15. SDS explained that each staff member had to access their own personal email inboxes and drives (which no other staff had access to) in order to retrieve the information held. It also explained that it took 24 hours at the maximum cost of £15.00 per hour to respond to the narrowed request, the actual cost of responding to that request being £360.00.

16. SDS submitted that, given that it had cost £360 to respond to the narrowed request for a six month period, it was reasonable to estimate that the cost of providing information for a year, as initially requested by Mr Williams, would cost in excess of £600. While cost would not necessarily double, the Commissioner accepts this as reasonable in the circumstances of this case.

17. In all the circumstances, the Commissioner is satisfied that the costs identified in this case represent a reasonable estimate of the cost of complying with Mr Williams' request for information. Given the nature of the work required, the Commissioner does not consider that the request could have been responded to within the £600 limit.

18. Consequently, the Commissioner is satisfied that SDS was entitled to rely on section 12(1) of FOISA in relation to Mr Williams' information request, and therefore was under no obligation to comply with the request.

DECISION

The Commissioner finds that Skills Development Scotland dealt with Mr Williams' request in accordance with Part 1 of FOISA.

Appeal

Should either Mr Williams or Skills Development Scotland wish to appeal against this decision, they have the right to appeal to the Court of Session on a point of law only. Any such appeal must be made within 42 days after the date of intimation of this decision.

Margaret Keyse
Head of Enforcement
6 December 2013

Appendix

Relevant statutory provisions

Freedom of Information (Scotland) Act 2002

1 General entitlement

(1) A person who requests information from a Scottish public authority which holds it is entitled to be given it by the authority.

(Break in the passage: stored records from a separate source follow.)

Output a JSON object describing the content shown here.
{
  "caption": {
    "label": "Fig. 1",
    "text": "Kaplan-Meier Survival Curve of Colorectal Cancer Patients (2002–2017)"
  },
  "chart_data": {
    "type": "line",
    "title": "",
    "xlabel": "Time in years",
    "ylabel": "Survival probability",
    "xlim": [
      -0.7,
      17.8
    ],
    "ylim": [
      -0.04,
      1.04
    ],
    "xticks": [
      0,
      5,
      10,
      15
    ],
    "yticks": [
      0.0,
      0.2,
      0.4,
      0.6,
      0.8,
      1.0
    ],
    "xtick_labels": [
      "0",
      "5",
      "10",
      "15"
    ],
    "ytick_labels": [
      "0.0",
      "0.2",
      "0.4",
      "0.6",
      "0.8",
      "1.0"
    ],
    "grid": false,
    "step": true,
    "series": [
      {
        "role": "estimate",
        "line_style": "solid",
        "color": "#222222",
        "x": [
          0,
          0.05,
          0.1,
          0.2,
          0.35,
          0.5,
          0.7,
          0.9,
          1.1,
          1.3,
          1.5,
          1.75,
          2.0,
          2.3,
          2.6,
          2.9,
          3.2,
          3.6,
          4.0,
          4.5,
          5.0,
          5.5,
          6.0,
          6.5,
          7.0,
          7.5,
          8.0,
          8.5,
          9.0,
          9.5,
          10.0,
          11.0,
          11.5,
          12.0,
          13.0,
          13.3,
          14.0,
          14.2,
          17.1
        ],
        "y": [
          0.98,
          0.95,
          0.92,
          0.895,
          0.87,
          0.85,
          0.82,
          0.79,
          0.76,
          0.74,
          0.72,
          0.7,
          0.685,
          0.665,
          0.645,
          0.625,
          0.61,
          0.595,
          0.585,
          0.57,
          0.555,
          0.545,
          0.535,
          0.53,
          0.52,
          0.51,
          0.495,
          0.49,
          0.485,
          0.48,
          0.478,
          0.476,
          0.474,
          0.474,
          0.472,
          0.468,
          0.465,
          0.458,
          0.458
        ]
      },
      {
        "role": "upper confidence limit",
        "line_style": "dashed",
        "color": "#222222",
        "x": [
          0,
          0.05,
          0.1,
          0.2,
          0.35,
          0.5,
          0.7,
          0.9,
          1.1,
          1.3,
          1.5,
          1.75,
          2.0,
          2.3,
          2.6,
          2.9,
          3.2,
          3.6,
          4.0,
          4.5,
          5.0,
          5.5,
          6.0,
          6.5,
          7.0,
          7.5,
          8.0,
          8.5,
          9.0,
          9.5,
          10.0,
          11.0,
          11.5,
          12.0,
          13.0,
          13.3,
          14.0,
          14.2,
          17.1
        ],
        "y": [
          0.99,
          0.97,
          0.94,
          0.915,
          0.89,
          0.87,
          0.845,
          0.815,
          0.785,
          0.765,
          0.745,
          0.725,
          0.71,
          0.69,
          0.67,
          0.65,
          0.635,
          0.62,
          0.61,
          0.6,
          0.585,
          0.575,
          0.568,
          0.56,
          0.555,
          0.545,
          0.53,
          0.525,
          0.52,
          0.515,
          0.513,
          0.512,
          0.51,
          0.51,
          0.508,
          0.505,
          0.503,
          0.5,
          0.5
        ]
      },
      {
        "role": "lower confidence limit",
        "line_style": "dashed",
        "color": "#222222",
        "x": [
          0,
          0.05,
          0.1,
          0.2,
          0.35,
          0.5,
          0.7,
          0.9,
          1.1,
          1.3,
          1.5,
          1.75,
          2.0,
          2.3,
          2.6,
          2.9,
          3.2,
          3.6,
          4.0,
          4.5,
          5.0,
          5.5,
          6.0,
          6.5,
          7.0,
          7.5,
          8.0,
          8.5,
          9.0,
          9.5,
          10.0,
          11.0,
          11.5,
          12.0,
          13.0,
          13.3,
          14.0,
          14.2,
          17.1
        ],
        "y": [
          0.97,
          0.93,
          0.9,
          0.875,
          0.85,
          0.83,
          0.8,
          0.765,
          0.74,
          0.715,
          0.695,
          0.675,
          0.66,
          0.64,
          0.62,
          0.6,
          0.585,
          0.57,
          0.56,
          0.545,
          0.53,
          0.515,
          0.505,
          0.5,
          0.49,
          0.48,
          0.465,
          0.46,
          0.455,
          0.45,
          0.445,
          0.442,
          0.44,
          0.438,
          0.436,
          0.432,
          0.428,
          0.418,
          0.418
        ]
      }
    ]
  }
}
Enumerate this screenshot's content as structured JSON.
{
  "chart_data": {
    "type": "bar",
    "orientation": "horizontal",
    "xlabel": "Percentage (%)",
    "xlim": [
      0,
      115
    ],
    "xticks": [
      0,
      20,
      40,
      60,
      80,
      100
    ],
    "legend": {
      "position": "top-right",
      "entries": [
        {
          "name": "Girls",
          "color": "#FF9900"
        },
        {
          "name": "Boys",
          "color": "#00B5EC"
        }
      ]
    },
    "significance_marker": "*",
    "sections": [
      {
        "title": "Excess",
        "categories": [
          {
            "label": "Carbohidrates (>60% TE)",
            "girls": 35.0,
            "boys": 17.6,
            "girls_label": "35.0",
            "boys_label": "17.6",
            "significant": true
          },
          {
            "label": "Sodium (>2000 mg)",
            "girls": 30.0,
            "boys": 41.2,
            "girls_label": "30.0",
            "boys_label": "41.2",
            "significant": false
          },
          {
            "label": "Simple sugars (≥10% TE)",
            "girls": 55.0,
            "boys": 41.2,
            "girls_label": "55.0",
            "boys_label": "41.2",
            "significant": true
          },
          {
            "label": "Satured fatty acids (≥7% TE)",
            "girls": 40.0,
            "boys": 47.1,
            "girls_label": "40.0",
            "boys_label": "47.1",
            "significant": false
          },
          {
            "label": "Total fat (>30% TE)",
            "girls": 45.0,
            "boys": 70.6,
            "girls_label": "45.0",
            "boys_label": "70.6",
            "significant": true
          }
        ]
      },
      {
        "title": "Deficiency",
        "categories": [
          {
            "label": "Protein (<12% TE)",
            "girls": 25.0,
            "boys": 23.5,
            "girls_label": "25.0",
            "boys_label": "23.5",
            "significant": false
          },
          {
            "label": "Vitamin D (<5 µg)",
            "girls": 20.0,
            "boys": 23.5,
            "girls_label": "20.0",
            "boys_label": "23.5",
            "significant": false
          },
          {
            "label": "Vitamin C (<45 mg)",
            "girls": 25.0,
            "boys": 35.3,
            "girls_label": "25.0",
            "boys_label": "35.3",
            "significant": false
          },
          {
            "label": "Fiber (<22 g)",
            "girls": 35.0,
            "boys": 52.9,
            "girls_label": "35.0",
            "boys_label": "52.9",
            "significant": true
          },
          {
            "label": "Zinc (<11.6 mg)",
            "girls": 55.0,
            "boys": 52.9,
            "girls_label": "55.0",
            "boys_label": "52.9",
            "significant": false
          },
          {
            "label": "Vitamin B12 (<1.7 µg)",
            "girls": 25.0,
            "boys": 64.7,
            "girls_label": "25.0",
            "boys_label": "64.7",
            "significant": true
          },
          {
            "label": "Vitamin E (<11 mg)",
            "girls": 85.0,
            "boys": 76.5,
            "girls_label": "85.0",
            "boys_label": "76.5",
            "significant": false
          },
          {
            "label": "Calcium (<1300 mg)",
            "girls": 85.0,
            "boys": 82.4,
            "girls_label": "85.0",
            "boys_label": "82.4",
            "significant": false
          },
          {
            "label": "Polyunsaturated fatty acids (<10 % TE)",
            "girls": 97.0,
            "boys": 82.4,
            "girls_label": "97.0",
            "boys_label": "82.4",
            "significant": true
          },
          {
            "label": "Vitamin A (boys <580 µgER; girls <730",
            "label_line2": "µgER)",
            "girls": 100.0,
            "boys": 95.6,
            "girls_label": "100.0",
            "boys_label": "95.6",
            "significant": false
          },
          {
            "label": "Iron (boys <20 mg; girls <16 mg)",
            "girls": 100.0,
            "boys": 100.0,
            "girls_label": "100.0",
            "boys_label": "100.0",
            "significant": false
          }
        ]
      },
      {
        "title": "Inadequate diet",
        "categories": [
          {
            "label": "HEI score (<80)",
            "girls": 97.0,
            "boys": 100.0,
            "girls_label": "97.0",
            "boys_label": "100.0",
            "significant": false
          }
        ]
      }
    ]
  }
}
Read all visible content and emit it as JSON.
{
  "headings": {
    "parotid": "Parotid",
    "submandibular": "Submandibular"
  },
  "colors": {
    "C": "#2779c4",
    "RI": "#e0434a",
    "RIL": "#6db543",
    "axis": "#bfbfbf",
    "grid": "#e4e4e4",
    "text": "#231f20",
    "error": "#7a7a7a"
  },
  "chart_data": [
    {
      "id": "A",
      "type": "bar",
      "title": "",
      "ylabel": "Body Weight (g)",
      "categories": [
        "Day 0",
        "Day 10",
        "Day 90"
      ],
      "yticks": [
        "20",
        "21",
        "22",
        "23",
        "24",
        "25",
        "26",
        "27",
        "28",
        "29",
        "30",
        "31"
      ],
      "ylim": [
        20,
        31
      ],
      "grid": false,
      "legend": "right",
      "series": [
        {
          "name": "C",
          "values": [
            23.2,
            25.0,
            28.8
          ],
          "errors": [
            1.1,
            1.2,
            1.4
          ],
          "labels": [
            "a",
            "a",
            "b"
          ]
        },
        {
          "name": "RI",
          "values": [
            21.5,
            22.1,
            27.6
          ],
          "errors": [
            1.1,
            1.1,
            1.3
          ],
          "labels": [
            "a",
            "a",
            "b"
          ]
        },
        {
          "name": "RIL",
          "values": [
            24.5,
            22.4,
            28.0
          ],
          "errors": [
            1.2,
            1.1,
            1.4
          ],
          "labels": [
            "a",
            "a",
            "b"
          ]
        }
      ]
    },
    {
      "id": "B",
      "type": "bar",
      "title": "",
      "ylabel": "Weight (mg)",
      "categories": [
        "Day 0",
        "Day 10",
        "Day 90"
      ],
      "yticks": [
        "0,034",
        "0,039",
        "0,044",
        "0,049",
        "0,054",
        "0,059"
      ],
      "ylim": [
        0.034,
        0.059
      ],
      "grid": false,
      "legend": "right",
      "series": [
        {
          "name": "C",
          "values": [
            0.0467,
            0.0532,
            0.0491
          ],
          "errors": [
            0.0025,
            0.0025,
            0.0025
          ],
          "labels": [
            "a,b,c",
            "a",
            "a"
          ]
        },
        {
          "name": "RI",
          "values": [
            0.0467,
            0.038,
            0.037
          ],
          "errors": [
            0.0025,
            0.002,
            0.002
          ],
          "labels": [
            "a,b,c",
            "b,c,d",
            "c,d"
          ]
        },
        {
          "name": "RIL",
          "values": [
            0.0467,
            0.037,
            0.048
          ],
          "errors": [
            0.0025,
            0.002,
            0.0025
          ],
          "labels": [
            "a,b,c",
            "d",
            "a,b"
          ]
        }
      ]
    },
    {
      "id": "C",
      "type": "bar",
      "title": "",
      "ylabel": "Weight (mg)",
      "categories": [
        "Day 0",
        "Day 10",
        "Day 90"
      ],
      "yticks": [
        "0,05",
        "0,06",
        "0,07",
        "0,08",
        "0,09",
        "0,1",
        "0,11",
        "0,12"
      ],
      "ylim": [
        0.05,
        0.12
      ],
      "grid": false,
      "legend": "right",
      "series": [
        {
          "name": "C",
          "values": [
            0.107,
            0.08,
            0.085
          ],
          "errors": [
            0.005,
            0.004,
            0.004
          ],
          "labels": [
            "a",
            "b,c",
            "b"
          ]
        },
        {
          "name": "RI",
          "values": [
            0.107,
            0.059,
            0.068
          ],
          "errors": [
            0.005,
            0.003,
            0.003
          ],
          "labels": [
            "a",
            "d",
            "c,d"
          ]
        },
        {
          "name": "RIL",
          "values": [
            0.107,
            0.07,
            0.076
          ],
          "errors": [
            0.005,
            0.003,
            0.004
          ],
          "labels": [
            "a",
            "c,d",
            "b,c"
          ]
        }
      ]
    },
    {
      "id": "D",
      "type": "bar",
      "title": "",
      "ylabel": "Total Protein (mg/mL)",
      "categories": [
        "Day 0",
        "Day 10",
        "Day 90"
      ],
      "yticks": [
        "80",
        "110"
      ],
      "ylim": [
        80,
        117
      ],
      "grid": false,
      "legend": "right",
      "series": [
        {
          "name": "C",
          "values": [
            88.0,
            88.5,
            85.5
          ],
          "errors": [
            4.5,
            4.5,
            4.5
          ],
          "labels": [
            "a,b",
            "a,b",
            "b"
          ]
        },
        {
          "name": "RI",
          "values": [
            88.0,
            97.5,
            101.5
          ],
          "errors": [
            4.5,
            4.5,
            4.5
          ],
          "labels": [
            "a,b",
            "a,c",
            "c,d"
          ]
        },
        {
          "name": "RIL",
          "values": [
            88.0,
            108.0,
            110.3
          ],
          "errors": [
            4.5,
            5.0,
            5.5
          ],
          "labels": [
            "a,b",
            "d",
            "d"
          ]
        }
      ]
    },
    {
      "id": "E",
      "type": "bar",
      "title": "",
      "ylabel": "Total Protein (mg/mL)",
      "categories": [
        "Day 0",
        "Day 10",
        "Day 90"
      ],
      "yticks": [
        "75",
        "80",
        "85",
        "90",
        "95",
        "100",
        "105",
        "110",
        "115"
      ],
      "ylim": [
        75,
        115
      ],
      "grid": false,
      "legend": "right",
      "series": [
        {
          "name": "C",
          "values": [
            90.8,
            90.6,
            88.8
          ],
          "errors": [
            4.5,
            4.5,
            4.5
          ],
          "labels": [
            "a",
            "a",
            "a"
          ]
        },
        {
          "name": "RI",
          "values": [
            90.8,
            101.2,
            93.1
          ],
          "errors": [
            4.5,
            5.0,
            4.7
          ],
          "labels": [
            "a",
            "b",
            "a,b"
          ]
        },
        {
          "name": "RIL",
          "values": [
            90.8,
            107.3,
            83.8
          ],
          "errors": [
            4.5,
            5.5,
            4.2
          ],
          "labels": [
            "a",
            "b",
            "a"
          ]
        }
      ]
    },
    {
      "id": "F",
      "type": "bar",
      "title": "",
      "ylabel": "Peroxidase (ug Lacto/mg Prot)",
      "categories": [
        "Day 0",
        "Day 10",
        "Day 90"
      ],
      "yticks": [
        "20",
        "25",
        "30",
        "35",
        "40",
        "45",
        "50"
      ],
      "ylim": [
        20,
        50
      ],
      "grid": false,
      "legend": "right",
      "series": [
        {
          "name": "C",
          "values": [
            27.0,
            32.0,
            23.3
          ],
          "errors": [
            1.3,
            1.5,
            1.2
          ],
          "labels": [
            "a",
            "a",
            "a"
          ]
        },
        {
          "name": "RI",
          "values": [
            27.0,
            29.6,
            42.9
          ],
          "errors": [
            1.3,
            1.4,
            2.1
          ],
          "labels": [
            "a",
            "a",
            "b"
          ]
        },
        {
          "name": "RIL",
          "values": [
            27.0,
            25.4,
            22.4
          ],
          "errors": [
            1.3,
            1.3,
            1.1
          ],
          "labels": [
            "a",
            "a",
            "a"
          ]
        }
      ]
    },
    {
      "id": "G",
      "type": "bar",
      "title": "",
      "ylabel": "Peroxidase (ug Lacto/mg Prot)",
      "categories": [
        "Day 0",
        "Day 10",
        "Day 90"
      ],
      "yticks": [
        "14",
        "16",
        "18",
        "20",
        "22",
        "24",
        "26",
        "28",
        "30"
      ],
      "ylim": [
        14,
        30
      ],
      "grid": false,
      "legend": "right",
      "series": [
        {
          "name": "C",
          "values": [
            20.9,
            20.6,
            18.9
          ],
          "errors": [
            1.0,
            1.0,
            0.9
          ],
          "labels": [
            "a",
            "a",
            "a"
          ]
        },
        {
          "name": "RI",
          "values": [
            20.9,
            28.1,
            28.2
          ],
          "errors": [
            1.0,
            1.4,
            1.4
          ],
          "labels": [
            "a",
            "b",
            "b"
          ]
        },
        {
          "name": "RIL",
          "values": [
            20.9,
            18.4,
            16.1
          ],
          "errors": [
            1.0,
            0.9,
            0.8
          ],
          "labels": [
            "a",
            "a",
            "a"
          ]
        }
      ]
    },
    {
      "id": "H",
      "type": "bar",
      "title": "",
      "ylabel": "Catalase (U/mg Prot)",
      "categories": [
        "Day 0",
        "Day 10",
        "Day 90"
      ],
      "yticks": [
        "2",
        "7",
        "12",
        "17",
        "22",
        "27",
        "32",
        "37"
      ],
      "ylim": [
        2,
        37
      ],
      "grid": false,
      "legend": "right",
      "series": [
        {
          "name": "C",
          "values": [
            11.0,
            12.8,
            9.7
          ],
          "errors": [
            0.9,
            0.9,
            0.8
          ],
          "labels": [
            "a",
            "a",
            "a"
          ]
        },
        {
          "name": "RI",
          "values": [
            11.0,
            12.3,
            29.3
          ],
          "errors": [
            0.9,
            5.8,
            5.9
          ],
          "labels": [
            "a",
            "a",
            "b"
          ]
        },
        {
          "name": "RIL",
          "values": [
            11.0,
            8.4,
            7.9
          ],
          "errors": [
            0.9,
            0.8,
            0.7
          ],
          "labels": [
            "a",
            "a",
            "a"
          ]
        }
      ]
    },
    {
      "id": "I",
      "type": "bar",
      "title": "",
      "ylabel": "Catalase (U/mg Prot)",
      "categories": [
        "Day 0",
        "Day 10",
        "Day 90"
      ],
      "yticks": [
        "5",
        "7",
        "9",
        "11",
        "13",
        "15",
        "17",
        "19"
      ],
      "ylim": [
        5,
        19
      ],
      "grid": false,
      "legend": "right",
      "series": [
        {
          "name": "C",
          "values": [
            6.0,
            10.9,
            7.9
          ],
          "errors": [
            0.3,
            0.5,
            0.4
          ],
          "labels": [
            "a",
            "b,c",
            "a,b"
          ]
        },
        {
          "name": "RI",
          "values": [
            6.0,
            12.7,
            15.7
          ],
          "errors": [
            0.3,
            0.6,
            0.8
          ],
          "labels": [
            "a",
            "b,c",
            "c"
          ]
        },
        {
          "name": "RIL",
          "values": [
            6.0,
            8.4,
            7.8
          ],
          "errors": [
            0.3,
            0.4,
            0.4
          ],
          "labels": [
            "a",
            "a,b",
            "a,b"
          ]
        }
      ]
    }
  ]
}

(6) This section is subject to sections 2, 9, 12 and 14.

12 Excessive cost of compliance

(1) Section 1(1) does not oblige a Scottish public authority to comply with a request for information if the authority estimates that the cost of complying with the request would exceed such amount as may be prescribed in regulations made by the Scottish Ministers; and different amounts may be so prescribed in relation to different cases.

Freedom of Information (Fees for Required Disclosure) (Scotland) Regulations 2004

3 Projected costs

(1) In these Regulations, "projected costs" in relation to a request for information means the total costs, whether direct or indirect, which a Scottish public authority reasonably estimates in accordance with this regulation that it is likely to incur in locating, retrieving and providing such information in accordance with the Act.

(2) In estimating projected costs-

(a) no account shall be taken of costs incurred in determining-

(i) whether the authority holds the information specified in the request; or

(ii) whether the person seeking the information is entitled to receive the requested information or, if not so entitled, should nevertheless be provided with it or should be refused it; and

(b) any estimate of the cost of staff time in locating, retrieving or providing the information shall not exceed £15 per hour per member of staff.

5 Excessive cost - prescribed amount

The amount prescribed for the purposes of section 12(1) of the Act (excessive cost of compliance) is £600.